Brighton Pavilion

10thAnnual Conference of the International Speech Communication Association

ISCA Interspeech 2009 Brighton

Technical Programme

This is the final programme for this session. For oral sessions, the timing on the left is the current presentation order, but this may still change, so please check at the conference itself. If you have signed in to My Schedule, you can add papers to your own personalised list.

Wed-Ses3-O1:
Language Recognition

Time:Wednesday 16:00 Place:Main Hall Type:Oral
Chair:Honza Černocký

16:00A Human Benchmark for Language Recognition

Rosemary Orr (University College Utrecht)
David van Leeuwen (TNO Human Factors)

In this study, we explore a human benchmark in language recognition, for the purpose of comparing human performance to machine performance in the context of the NIST LRE 2007. Humans are categorised in terms of language proficiency, and performance is presented per proficiency. The main challenge in this work is the design of a test and application of a performance metric which allows a meaningful comparison of humans and machines. The main result of this work is that where subjects have lexical knowledge of a language, even at a low level, they perform as well as the state of the art in language recognition systems in 2007.

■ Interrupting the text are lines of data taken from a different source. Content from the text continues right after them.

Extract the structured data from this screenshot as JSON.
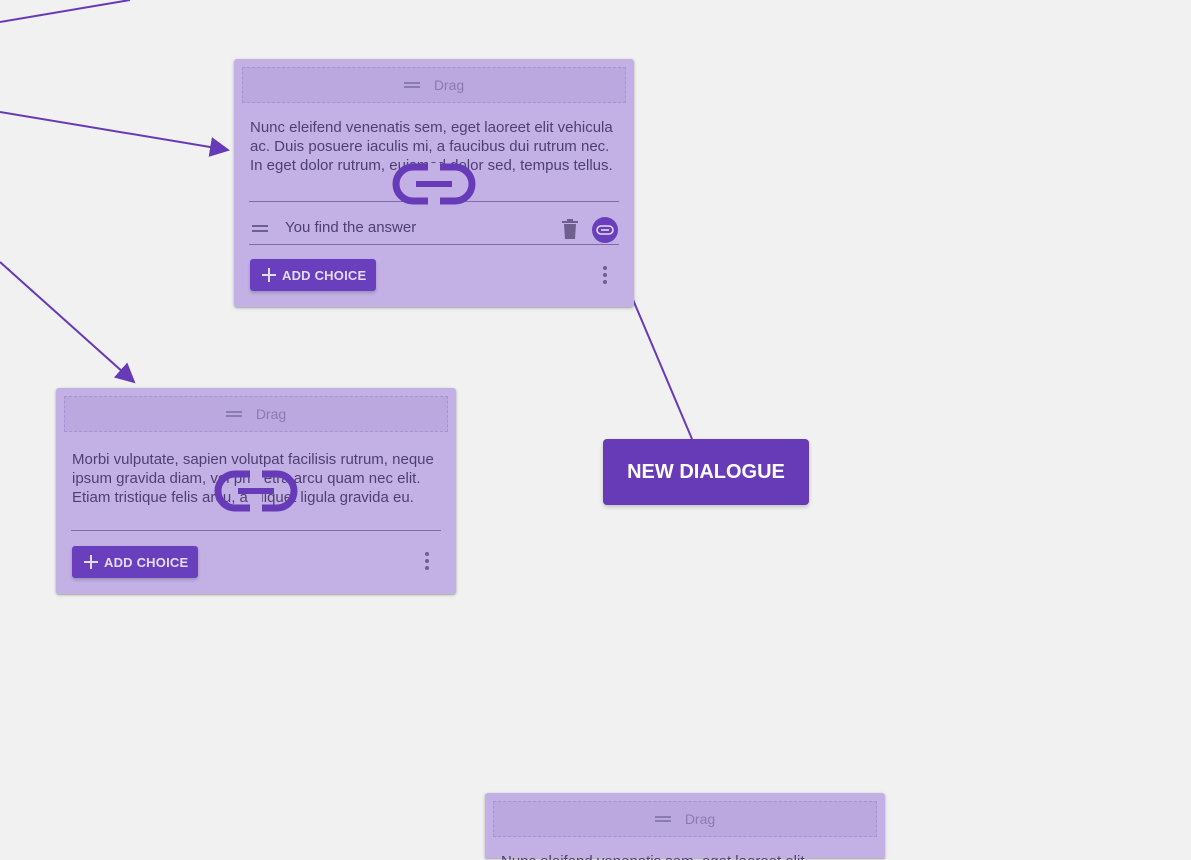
{
  "colors": {
    "background": "#f1f1f1",
    "node_background": "#c3b1e6",
    "accent": "#673ab7",
    "text": "#4f3f6f"
  },
  "nodes": [
    {
      "drag_label": "Drag",
      "text": "Nunc eleifend venenatis sem, eget laoreet elit vehicula ac. Duis posuere iaculis mi, a faucibus dui rutrum nec. In eget dolor rutrum, euismod dolor sed, tempus tellus.",
      "choices": [
        {
          "text": "You find the answer",
          "icons": [
            "delete-icon",
            "link-icon"
          ]
        }
      ],
      "add_choice_label": "ADD CHOICE"
    },
    {
      "drag_label": "Drag",
      "text": "Morbi vulputate, sapien volutpat facilisis rutrum, neque ipsum gravida diam, vel pharetra arcu quam nec elit. Etiam tristique felis arcu, a aliquet ligula gravida eu.",
      "choices": [],
      "add_choice_label": "ADD CHOICE"
    },
    {
      "drag_label": "Drag",
      "text": "Nunc eleifend venenatis sem, eget laoreet elit"
    }
  ],
  "new_dialogue_label": "NEW DIALOGUE",
  "icons": [
    "drag-handle-icon",
    "delete-icon",
    "link-icon",
    "plus-icon",
    "more-vert-icon"
  ]
}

16:20Large Margin Estimation of Gaussian Mixture Model Parameters with Extended Baum-Welch for Spoken Language Recognition

Donglai Zhu (Institute for Infocomm Research, Singapore)
Bin Ma (Institute for Infocomm Research, Singapore)
Haizhou Li (Institute for Infocomm Research, Singapore)

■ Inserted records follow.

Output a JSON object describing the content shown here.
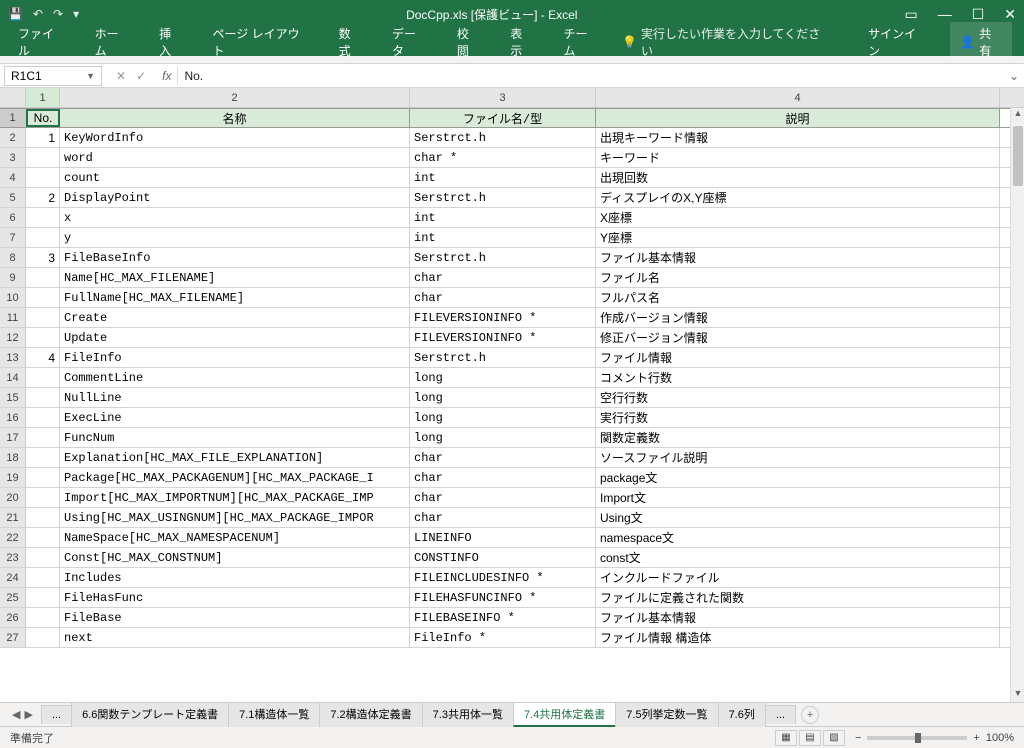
{
  "title": "DocCpp.xls [保護ビュー] - Excel",
  "qa": {
    "save": "💾",
    "undo": "↶",
    "redo": "↷"
  },
  "ribbon": {
    "tabs": [
      "ファイル",
      "ホーム",
      "挿入",
      "ページ レイアウト",
      "数式",
      "データ",
      "校閲",
      "表示",
      "チーム"
    ],
    "tell": "実行したい作業を入力してください",
    "signin": "サインイン",
    "share": "共有"
  },
  "formula": {
    "namebox": "R1C1",
    "value": "No."
  },
  "columns": [
    "1",
    "2",
    "3",
    "4"
  ],
  "header_row": {
    "no": "No.",
    "name": "名称",
    "file": "ファイル名/型",
    "desc": "説明"
  },
  "rows": [
    {
      "r": "2",
      "no": "1",
      "name": "KeyWordInfo",
      "file": "Serstrct.h",
      "desc": "出現キーワード情報"
    },
    {
      "r": "3",
      "no": "",
      "name": "word",
      "file": "char *",
      "desc": "キーワード"
    },
    {
      "r": "4",
      "no": "",
      "name": "count",
      "file": "int",
      "desc": "出現回数"
    },
    {
      "r": "5",
      "no": "2",
      "name": "DisplayPoint",
      "file": "Serstrct.h",
      "desc": "ディスプレイのX,Y座標"
    },
    {
      "r": "6",
      "no": "",
      "name": "x",
      "file": "int",
      "desc": "X座標"
    },
    {
      "r": "7",
      "no": "",
      "name": "y",
      "file": "int",
      "desc": "Y座標"
    },
    {
      "r": "8",
      "no": "3",
      "name": "FileBaseInfo",
      "file": "Serstrct.h",
      "desc": "ファイル基本情報"
    },
    {
      "r": "9",
      "no": "",
      "name": "Name[HC_MAX_FILENAME]",
      "file": "char",
      "desc": "ファイル名"
    },
    {
      "r": "10",
      "no": "",
      "name": "FullName[HC_MAX_FILENAME]",
      "file": "char",
      "desc": "フルパス名"
    },
    {
      "r": "11",
      "no": "",
      "name": "Create",
      "file": "FILEVERSIONINFO *",
      "desc": "作成バージョン情報"
    },
    {
      "r": "12",
      "no": "",
      "name": "Update",
      "file": "FILEVERSIONINFO *",
      "desc": "修正バージョン情報"
    },
    {
      "r": "13",
      "no": "4",
      "name": "FileInfo",
      "file": "Serstrct.h",
      "desc": "ファイル情報"
    },
    {
      "r": "14",
      "no": "",
      "name": "CommentLine",
      "file": "long",
      "desc": "コメント行数"
    },
    {
      "r": "15",
      "no": "",
      "name": "NullLine",
      "file": "long",
      "desc": "空行行数"
    },
    {
      "r": "16",
      "no": "",
      "name": "ExecLine",
      "file": "long",
      "desc": "実行行数"
    },
    {
      "r": "17",
      "no": "",
      "name": "FuncNum",
      "file": "long",
      "desc": "関数定義数"
    },
    {
      "r": "18",
      "no": "",
      "name": "Explanation[HC_MAX_FILE_EXPLANATION]",
      "file": "char",
      "desc": "ソースファイル説明"
    },
    {
      "r": "19",
      "no": "",
      "name": "Package[HC_MAX_PACKAGENUM][HC_MAX_PACKAGE_I",
      "file": "char",
      "desc": "package文"
    },
    {
      "r": "20",
      "no": "",
      "name": "Import[HC_MAX_IMPORTNUM][HC_MAX_PACKAGE_IMP",
      "file": "char",
      "desc": "Import文"
    },
    {
      "r": "21",
      "no": "",
      "name": "Using[HC_MAX_USINGNUM][HC_MAX_PACKAGE_IMPOR",
      "file": "char",
      "desc": "Using文"
    },
    {
      "r": "22",
      "no": "",
      "name": "NameSpace[HC_MAX_NAMESPACENUM]",
      "file": "LINEINFO",
      "desc": "namespace文"
    },
    {
      "r": "23",
      "no": "",
      "name": "Const[HC_MAX_CONSTNUM]",
      "file": "CONSTINFO",
      "desc": "const文"
    },
    {
      "r": "24",
      "no": "",
      "name": "Includes",
      "file": "FILEINCLUDESINFO *",
      "desc": "インクルードファイル"
    },
    {
      "r": "25",
      "no": "",
      "name": "FileHasFunc",
      "file": "FILEHASFUNCINFO *",
      "desc": "ファイルに定義された関数"
    },
    {
      "r": "26",
      "no": "",
      "name": "FileBase",
      "file": "FILEBASEINFO *",
      "desc": "ファイル基本情報"
    },
    {
      "r": "27",
      "no": "",
      "name": "next",
      "file": "FileInfo *",
      "desc": "ファイル情報 構造体"
    }
  ],
  "sheets": {
    "ellipsis": "...",
    "tabs": [
      "6.6関数テンプレート定義書",
      "7.1構造体一覧",
      "7.2構造体定義書",
      "7.3共用体一覧",
      "7.4共用体定義書",
      "7.5列挙定数一覧",
      "7.6列"
    ],
    "active_index": 4,
    "more": "..."
  },
  "status": {
    "ready": "準備完了",
    "zoom": "100%"
  }
}
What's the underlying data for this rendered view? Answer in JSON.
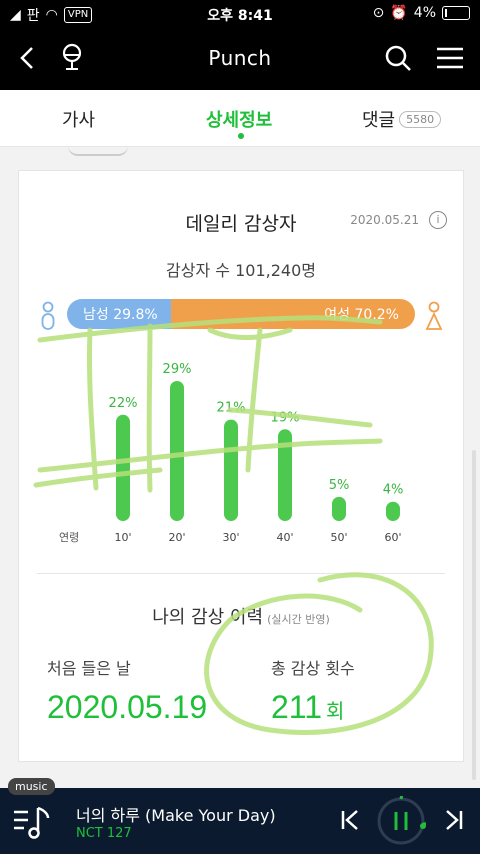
{
  "status": {
    "carrier": "판",
    "vpn": "VPN",
    "time": "오후 8:41",
    "battery": "4%"
  },
  "header": {
    "title": "Punch"
  },
  "tabs": [
    {
      "label": "가사"
    },
    {
      "label": "상세정보"
    },
    {
      "label": "댓글",
      "count": "5580"
    }
  ],
  "daily": {
    "title": "데일리 감상자",
    "date": "2020.05.21",
    "info_glyph": "i",
    "listeners": "감상자 수 101,240명",
    "male_label": "남성 29.8%",
    "female_label": "여성 70.2%",
    "male_share": 29.8,
    "female_share": 70.2
  },
  "chart_data": {
    "type": "bar",
    "xlabel": "연령",
    "categories": [
      "10'",
      "20'",
      "30'",
      "40'",
      "50'",
      "60'"
    ],
    "values": [
      22,
      29,
      21,
      19,
      5,
      4
    ],
    "value_labels": [
      "22%",
      "29%",
      "21%",
      "19%",
      "5%",
      "4%"
    ],
    "bar_color": "#4cc94e"
  },
  "history": {
    "title": "나의 감상 이력",
    "note": "(실시간 반영)",
    "first_label": "처음 들은 날",
    "first_value": "2020.05.19",
    "total_label": "총 감상 횟수",
    "total_value": "211",
    "total_unit": "회"
  },
  "player": {
    "tag": "music",
    "song": "너의 하루 (Make Your Day)",
    "artist": "NCT 127"
  },
  "colors": {
    "accent": "#1fbf3a",
    "male": "#7fb3ea",
    "female": "#f0a04b",
    "player_bg": "#0b1a2e"
  }
}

Discriminative training (DT) methods of acoustic models, such as SVM and MMI-training GMM, have been proved effective in spoken language recognition. In this paper we propose a DT method for GMM using the large margin (LM) estimation. Unlike traditional MMI or MCE methods, the LM estimation attempts to enhance the generalization ability of GMM to deal with new data that exists mismatch with training data. We define the multi-class separation margin as a function of GMM likelihoods, and derive update formulae of GMM parameters with the extended Baum-Welch algorithm. Results on the NIST language recognition evaluation (LRE) 2007 task show that the LM estimation achieves better performance and faster convergent speed than the MMI estimation.

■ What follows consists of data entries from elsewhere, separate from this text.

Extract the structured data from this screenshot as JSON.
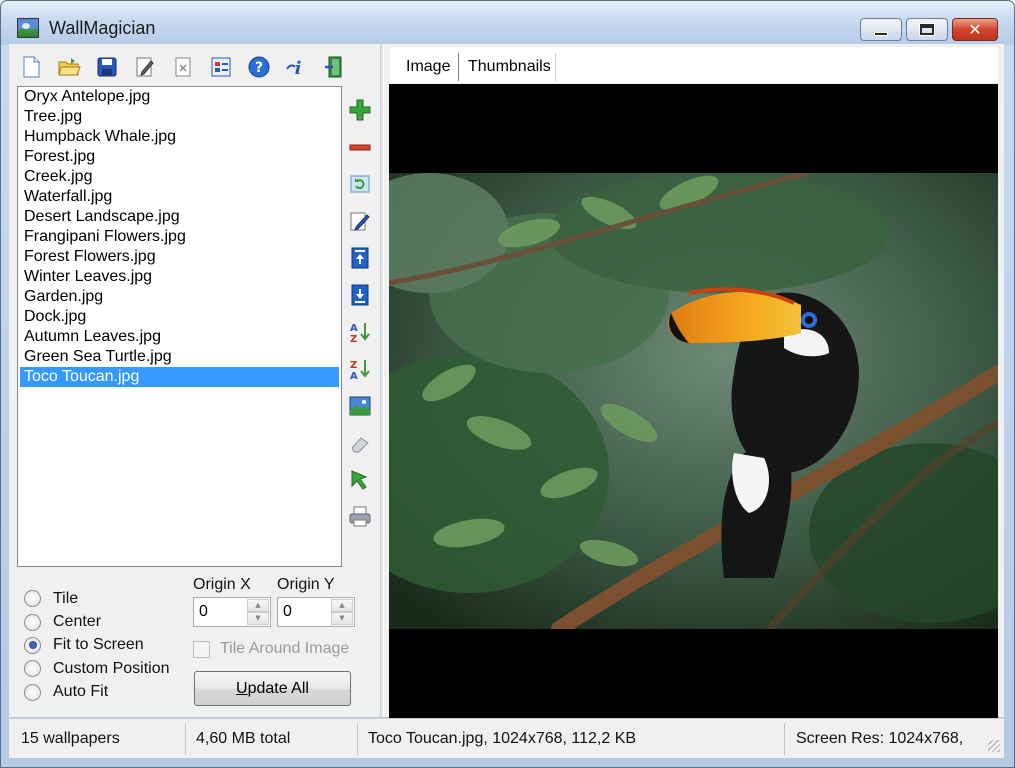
{
  "window": {
    "title": "WallMagician"
  },
  "toolbar": {
    "buttons": [
      {
        "icon": "new-document-icon"
      },
      {
        "icon": "open-folder-icon"
      },
      {
        "icon": "save-disk-icon"
      },
      {
        "icon": "edit-pencil-icon"
      },
      {
        "icon": "close-file-icon"
      },
      {
        "icon": "options-icon"
      },
      {
        "icon": "help-icon"
      },
      {
        "icon": "info-icon"
      },
      {
        "icon": "exit-door-icon"
      }
    ]
  },
  "files": [
    "Oryx Antelope.jpg",
    "Tree.jpg",
    "Humpback Whale.jpg",
    "Forest.jpg",
    "Creek.jpg",
    "Waterfall.jpg",
    "Desert Landscape.jpg",
    "Frangipani Flowers.jpg",
    "Forest Flowers.jpg",
    "Winter Leaves.jpg",
    "Garden.jpg",
    "Dock.jpg",
    "Autumn Leaves.jpg",
    "Green Sea Turtle.jpg",
    "Toco Toucan.jpg"
  ],
  "selected_file_index": 14,
  "sidebar_icons": [
    "add-icon",
    "remove-icon",
    "refresh-icon",
    "rename-icon",
    "move-top-icon",
    "move-bottom-icon",
    "sort-az-icon",
    "sort-za-icon",
    "set-wallpaper-icon",
    "eraser-icon",
    "pointer-icon",
    "print-icon"
  ],
  "layout_modes": {
    "options": [
      "Tile",
      "Center",
      "Fit to Screen",
      "Custom Position",
      "Auto Fit"
    ],
    "selected": "Fit to Screen"
  },
  "origin": {
    "x_label": "Origin X",
    "y_label": "Origin Y",
    "x_value": "0",
    "y_value": "0"
  },
  "tile_around": {
    "label": "Tile Around Image",
    "checked": false
  },
  "update_button": {
    "accel": "U",
    "rest": "pdate All"
  },
  "tabs": [
    {
      "label": "Image"
    },
    {
      "label": "Thumbnails"
    }
  ],
  "status": {
    "count": "15 wallpapers",
    "total": "4,60 MB total",
    "file_info": "Toco Toucan.jpg, 1024x768, 112,2 KB",
    "screen_res": "Screen Res: 1024x768,"
  },
  "colors": {
    "selection": "#3399ff",
    "titlebar": "#c7d9ef",
    "close_button": "#d2442c",
    "toucan_beak": "#f39a1a"
  }
}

16:40Linguistically-motivated automatic classification of regional French varieties

Cécile Woehrling (LIMSI-CNRS)
Philippe Boula de Mareüil (LIMSI-CNRS)
Martine Adda-Decker (LIMSI-CNRS)

The goal of this study is to automatically differentiate French varieties (standard French and French varieties spoken in the South of France, Alsace, Belgium nd Switzerland) by applying a linguistically-motivated approach. We took dvantage of automatic phoneme alignment to measure vowel formants, consonant (de)voicing, pronunciation variants as well as prosodic cues. These features were then used to identify French varieties by applying classification techniques. On large corpora of hundreds of speakers, over 80% correct identification scores were obtained. The confusions between varieties and the features used (by decision trees) are linguistically grounded.

17:00Discriminative Acoustic Language Recognition via Channel-Compensated GMM Statistics

Niko Brummer (AGNITIO)
Albert Strasheim (AGNITIO)
Valiantsina Hubeika (Brno University of Technology)
Pavel Matejka (Brno University of Technology)
Lukas Burget (Brno University of Technology)
Ondrej Glembek (Brno University of Technology)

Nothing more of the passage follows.